Tech Shout!

Google has announced that it has made an “adjustment” to its Google Desktop application, to halt attacks that exploit and take advantage of an unpatched vulnerability in Microsoft’s Internet Explorer (IE) Web browser.

The IE flaw was reported late last week by Israeli security researcher Matan Gillon, who found a way of stealing information from un-witting Google Desktop users through exploiting the IE flaw.

Gillon designed a Web page, which when viewed in IE on a computer with Google Desktop installed, used the search tool and returned results for the query “password”.

The researcher described the IE flaw as a design error, which causes IE to allow a violation of the cross-domain security model. He said that IE does not properly parse CSS (cascading style sheet) files, and allows the importation of files that are not valid CSS files. Thereby allowing an attacker to retrieve private user data, or execute operations on behalf of the user on remote domains.

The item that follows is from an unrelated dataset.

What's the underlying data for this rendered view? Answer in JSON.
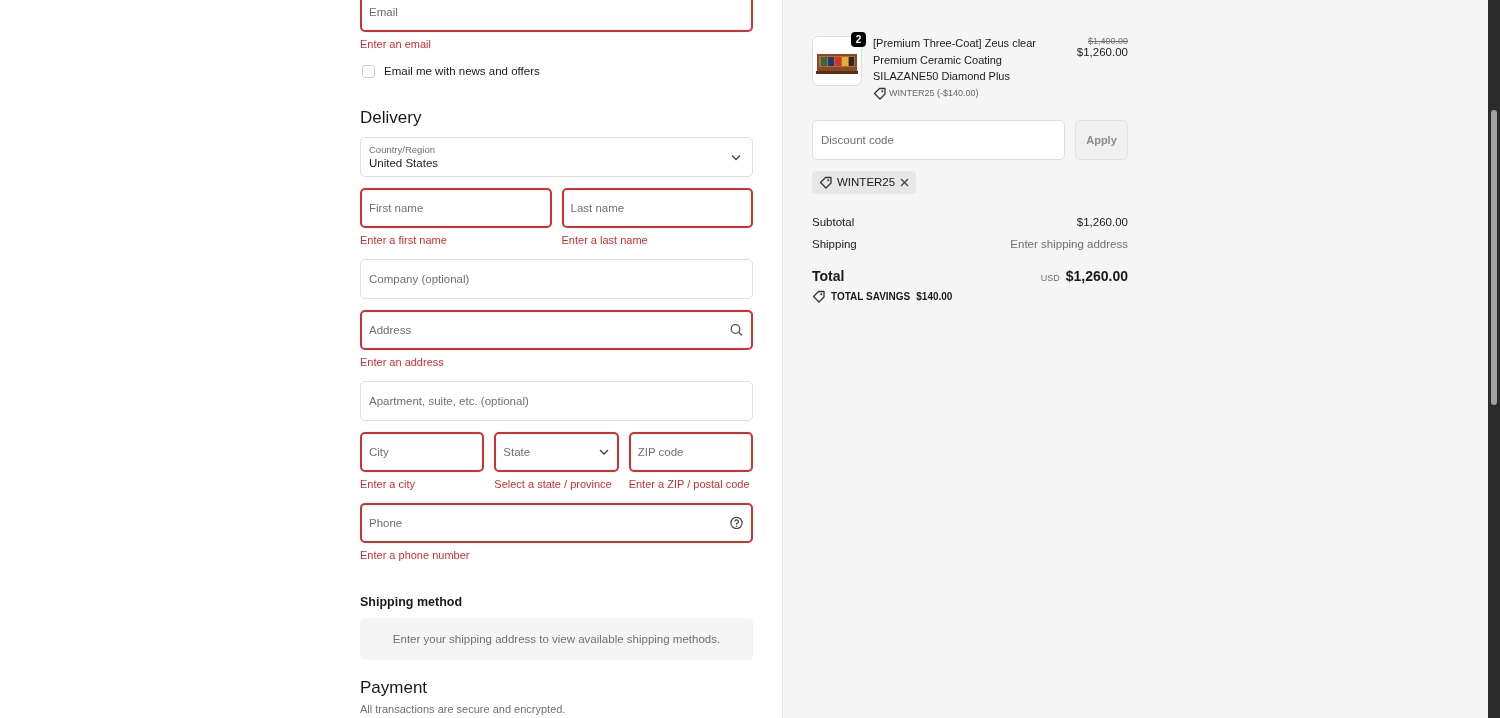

Gillon states that by simply luring a potential tareget to visit a malicious webpage, the bug could be actually exploited. He advised users to disable JavaScript or use a different browser, till such a time as Microsoft releases a patch for the IE flaw.

Meanwhile help has come from unexpected quarters

On December 6th, Google spokesperson - Sonya Boralv reportedly said, that they have made an adjustment to the product, to help protect users.

Boralv said that users are not required to take any action to get protected, because the changes have been made at Google’s end, to block the remote access attack vector. She did not divulge any details, on the extent of the modification to Google Desktop.

Post the Google announcement, a test of the proof-of-concept page created by Gillon has confirmed that the attack no longer works.

Microsoft has said it might go ahead and issue a security update or an advisory on the problem.